The Weird World of Online Chat Rooms

You’re home alone, tired enough to not want to move anywhere but not tired enough to go to sleep, and boredom grips you like a desperate woman with a shake weight.

What is there to do? Well your laptop is just centimeters away. Should you get started on that assignment you’ve been procrastinating on? Should you get caught up on the latest news so you’ll have something to talk about at your next luncheon? Should you stalk your ex for the 5th time that day?

Since your assignment is boring, news articles have a lot of big words and stuff, and you’re slightly freaked out about accidentally liking one of his/her statuses from last month, you think about joining an internet chat room. You know, just for funzies.

Internet chat rooms have decreased in popularity since the early 2000’s and the days of To Catch a Predator, mainly because people discovered other mediums of being creepy and horny. Along with beepers and Mandy Moore’s existence, they have become obsolete.

However, there are always those moments when you yearn for the simple activities of yesteryear, when casually asking a sttranger for their “asl” (age, sex, and location) before even saying “Hello,” was perfectly acceptable. During these moments, you get pulled into Googling one of those social sites, expecting some sort of noble evolution in the virtual world akin to the growth of cavemen to humans.

You click on something that looks safe, ignoring the “singles” rooms because you know what awaited you, and decide to enter the more amiable-looking “friends” chat or “teen” chat, expecting  a more tame version of the former.

After making up a rather snazzy username like “badboy1233” or “soccerchickxo,” you click the alluring ENTER button and…. see this:

blondie85: horny.

BigC: blondie85 msg me

markki: blondie85 show me pics

Bob345: hello?

markki: go away Bob

asianchick55: lol

candy456: this place is wierd…

markki: you spelled “weird” wrong idiot.

bigboy: anyone on here have big boobs

candy456: did not idiot

asianchick55: lmfao

bigboy: big boob pics please

markki: i hate the world

candy456: of course you would stupid goth boy. stupid %&((&^* goth boy

markki: get out of here *&%#@$$

blondie85: logging off…


bigboy: Big. Boons.

gigigigi: I like to read playboy while hugging my teddy bear and eating avocados.

bigboy: Boobs*

BigC: where did blondie85 go?


candy456: you are all so stupid and wierd.

markki: WEIRD

asianchick55: lol

Tom: um… hi?

Yup, not quite as tame as you thought. That’s not the worst part though. You’re looking at your screen, contemplating logging out, when you get a direct message(s):

bigandhorny: hey babe.

And another…

australianguy67: hi. asl.

And the creme de resistance…

ijustwantaf&$#: take off all your clothes and webcam me. I wanta taste the–

Exit, clear history, shut down, turn on TV, oh That 70’s Show!

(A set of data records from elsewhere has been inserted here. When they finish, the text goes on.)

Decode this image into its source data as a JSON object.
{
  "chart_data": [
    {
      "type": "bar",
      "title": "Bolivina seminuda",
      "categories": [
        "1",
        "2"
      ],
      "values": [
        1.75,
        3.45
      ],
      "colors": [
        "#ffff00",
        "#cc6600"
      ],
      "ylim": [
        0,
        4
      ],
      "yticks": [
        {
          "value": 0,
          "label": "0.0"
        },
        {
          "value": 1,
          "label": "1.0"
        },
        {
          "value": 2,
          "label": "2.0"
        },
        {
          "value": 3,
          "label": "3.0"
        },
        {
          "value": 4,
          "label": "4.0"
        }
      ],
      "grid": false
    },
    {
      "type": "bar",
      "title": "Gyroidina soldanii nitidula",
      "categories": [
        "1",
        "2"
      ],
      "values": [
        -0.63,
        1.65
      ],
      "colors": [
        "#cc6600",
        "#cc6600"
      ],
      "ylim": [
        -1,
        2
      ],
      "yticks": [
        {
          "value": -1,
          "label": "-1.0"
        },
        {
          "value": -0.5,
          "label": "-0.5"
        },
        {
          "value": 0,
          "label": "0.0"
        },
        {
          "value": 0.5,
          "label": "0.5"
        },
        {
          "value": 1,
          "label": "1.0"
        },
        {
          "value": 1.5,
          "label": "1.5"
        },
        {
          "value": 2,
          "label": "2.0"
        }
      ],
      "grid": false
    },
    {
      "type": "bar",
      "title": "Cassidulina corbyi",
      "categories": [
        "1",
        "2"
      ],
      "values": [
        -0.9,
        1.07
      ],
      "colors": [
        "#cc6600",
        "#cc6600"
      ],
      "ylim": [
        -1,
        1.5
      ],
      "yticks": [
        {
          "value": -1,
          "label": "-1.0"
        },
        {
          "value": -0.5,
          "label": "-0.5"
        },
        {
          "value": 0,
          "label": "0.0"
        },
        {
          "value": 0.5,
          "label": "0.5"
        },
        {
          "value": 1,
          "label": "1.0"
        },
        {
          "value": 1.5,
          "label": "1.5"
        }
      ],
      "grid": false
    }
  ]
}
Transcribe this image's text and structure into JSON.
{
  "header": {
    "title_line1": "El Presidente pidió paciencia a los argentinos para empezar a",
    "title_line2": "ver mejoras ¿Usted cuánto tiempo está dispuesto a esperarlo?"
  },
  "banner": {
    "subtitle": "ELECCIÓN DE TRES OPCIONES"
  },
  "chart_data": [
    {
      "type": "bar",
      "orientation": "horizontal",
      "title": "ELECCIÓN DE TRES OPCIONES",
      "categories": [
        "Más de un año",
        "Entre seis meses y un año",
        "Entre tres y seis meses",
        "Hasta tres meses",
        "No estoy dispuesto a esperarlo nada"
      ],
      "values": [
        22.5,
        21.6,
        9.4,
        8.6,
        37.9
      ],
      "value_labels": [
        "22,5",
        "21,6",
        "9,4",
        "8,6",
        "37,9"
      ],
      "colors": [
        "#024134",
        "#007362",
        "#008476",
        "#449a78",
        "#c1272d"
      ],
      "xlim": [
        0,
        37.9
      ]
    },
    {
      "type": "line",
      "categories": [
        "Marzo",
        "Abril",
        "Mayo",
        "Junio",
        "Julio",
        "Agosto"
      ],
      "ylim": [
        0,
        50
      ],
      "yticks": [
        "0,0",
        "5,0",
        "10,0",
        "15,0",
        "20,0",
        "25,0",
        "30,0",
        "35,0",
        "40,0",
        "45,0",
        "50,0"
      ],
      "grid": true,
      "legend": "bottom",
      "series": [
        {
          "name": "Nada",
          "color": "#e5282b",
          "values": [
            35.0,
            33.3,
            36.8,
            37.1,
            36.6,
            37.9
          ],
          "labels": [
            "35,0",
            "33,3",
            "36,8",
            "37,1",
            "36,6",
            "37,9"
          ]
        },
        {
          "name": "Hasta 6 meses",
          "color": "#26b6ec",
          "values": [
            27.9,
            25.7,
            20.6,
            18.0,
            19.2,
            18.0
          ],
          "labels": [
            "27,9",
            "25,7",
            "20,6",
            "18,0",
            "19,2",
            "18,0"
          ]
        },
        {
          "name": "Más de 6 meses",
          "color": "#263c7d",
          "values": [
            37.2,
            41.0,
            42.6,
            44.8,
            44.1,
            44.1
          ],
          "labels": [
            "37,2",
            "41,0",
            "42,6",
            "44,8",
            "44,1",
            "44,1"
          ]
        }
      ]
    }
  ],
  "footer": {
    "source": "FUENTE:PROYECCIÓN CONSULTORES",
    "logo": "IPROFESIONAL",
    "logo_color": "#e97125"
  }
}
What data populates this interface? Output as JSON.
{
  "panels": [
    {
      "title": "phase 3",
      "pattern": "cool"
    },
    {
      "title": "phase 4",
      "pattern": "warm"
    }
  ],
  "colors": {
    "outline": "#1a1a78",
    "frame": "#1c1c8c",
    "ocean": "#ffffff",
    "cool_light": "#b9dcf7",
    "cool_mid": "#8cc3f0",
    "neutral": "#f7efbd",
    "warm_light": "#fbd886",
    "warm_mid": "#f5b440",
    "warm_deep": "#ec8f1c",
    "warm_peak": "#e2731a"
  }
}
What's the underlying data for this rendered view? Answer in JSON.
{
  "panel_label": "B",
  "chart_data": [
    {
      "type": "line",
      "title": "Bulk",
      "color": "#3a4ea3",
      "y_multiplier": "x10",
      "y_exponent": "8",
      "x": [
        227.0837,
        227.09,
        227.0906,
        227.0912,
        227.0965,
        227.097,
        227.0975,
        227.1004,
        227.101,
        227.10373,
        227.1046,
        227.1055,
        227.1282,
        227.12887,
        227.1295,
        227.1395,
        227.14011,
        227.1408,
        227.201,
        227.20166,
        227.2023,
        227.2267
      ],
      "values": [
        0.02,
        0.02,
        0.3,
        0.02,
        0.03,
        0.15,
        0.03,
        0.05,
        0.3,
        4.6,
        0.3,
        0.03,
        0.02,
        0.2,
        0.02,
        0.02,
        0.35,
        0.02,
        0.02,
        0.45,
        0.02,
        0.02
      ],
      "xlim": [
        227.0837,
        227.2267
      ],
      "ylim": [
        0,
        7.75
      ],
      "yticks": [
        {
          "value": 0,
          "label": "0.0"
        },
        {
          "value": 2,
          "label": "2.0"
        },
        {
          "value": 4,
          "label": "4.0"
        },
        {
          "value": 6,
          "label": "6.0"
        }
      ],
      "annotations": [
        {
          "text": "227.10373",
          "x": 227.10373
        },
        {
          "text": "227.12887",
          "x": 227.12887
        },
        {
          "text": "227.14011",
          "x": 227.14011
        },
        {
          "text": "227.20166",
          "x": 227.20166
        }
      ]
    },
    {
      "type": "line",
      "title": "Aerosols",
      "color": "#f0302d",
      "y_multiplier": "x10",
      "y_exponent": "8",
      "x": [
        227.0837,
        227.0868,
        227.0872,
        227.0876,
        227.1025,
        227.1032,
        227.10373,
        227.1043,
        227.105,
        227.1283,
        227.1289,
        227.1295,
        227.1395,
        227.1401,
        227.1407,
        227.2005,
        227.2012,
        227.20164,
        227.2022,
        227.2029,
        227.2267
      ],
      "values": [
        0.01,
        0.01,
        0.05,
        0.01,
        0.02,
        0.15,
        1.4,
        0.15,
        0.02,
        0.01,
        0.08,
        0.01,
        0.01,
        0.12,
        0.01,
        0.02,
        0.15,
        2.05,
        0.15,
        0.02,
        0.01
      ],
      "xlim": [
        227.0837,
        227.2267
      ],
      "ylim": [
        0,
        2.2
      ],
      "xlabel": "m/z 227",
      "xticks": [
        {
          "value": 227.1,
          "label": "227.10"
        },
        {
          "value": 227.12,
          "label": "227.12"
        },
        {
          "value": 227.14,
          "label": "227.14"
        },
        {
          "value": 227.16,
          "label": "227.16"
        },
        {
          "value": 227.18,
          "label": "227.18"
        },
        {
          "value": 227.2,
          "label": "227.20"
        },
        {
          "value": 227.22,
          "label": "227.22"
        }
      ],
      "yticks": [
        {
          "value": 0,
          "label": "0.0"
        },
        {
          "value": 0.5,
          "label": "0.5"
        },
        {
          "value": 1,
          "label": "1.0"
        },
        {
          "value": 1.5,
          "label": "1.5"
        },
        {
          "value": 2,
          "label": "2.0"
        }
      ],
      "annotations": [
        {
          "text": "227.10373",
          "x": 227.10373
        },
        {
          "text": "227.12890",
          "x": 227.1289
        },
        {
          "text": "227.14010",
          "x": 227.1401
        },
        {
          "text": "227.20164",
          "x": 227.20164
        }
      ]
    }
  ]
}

There is a reason why some things are left in the past, rarely brought back to life except in times of disparity. There is a reason why internet chat rooms are not the best place to go especially during the wee hours of the evening. There is a reason why there is always something better to do other than going on chat rooms.

However, I won’t blame you if you succumb to the weaknesses of your curiosity. After all, I did tonight.

Just remember to find humanity and decorum among insanity and suppressed sexual aggression, or else you’ll find yourself pestering people for their asl’s in place of a real social life.